4. **Get the callback URL** → `get_callback_url`, then **paste it into the Safaricom Daraja portal** as the CallbackURL / ResultURL / ValidationURL / ConfirmationURL. This is the one step no agent can do for you — Safaricom has no API for it — and skipping it means payments never resolve. Treat the URL as a secret: the random `cbk_…` token in the path is what authenticates Safaricom's callback.
5. **Mint an API key** → `mint_key` (`mp_test_…` sandbox, `mp_live_…` production). Shown once. This is the key your *server* puts in `PAYLOD_API_KEY` — the MCP server itself never uses one.
6. **Optionally register a webhook** → `configure_webhook`. Skip it and poll instead; every payment is recorded either way.
7. **Then write the application code with the SDK** — `npm install @paylod/node`, `new Paylod(process.env.PAYLOD_API_KEY!)`, `await paylod.collectAndWait({ amount, phone })`. Render `outcome.message`; offer a retry only when `outcome.retryable`. Do not write a fetch wrapper, a polling loop, or a callback handler: see [Quickstart](/docs/quickstart) and the [Node SDK](/docs/sdk).
8. **Exercise the failure paths** → `simulate_test_payment` + `simulate_outcome` drive success, cancellation, a wrong PIN or a timeout through the real settlement path, without a handset.

`request_stk_push` and `get_payment_status` exist so an agent can *test* the loop end to end (and so a human can say "charge this number 10 bob"). Shipping them as your runtime integration means re-implementing the SDK badly.

> [!warn] `4999` is a **pending** payment, not a failed one — the customer has not entered their PIN yet. It is not retryable: a second `request_stk_push` sends a second prompt and can double-charge. Keep polling `get_payment_status`.

## What an agent can actually do

The point of the management tools is that an agent can take you from nothing to a working, live M-Pesa integration without you opening a dashboard. Connect the server, then ask:

```text title="Prompt"
Set up M-Pesa for my shop "Acme Ltd". Here are my Daraja sandbox
credentials: consumer key …, secret …, shortcode 174379, passkey ….
Create the app, store them, mint me a test API key, give me my
callback URL, then send a 10 KES STK push to 0712345678 and tell me
when it settles.
```

The agent calls `create_app` → `set_credentials` → `mint_key` → `get_callback_url` → `request_stk_push`, then polls `get_payment_status` until the payment settles.

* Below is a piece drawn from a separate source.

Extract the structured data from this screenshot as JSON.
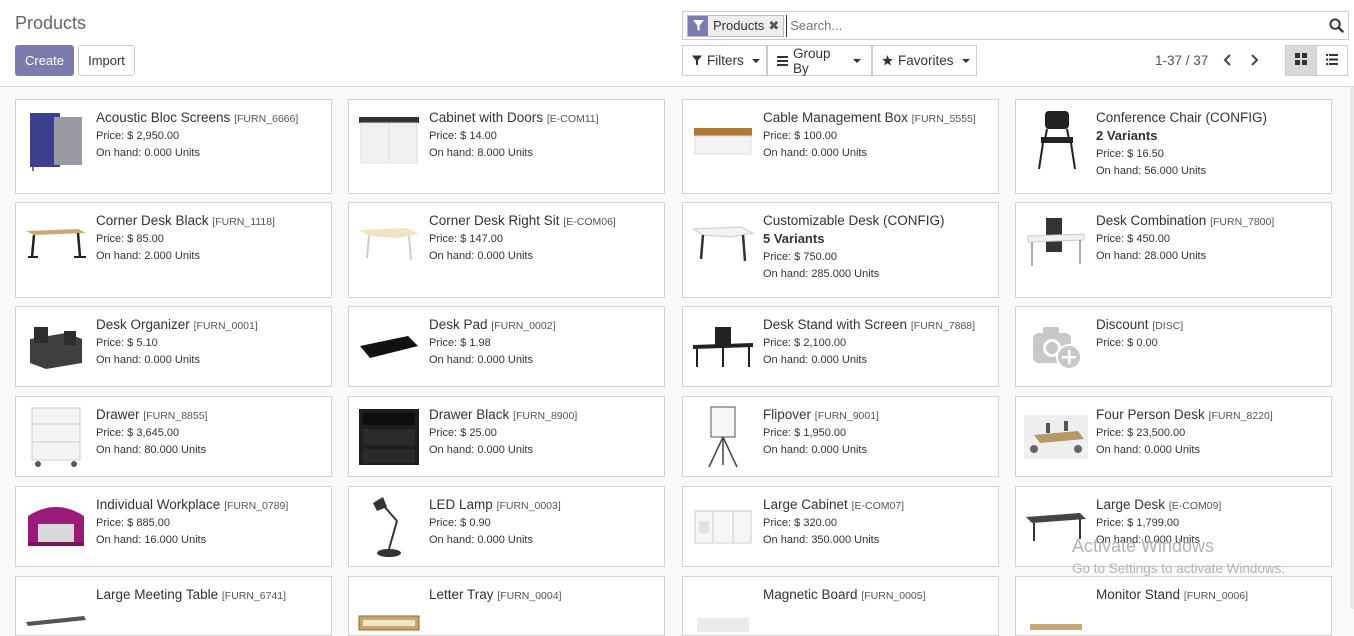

If it fails, it calls `decode_mpesa_error` and tells you in plain English that the customer cancelled the prompt (`1032`) or the handset timed out (`1037`). You hand it a phone number; it hands you back an API key and a receipt.

The one step the agent cannot do for you is paste that callback URL into the Safaricom Daraja portal — Safaricom has no API for it. Everything else, including the webhook that pushes results to your own server (`configure_webhook`), it can do.

> Everything the agent does over MCP is the same platform your backend talks to over HTTP at `/functions/v1` — see the [API reference](/docs/api). MCP is a second front door, not a separate system.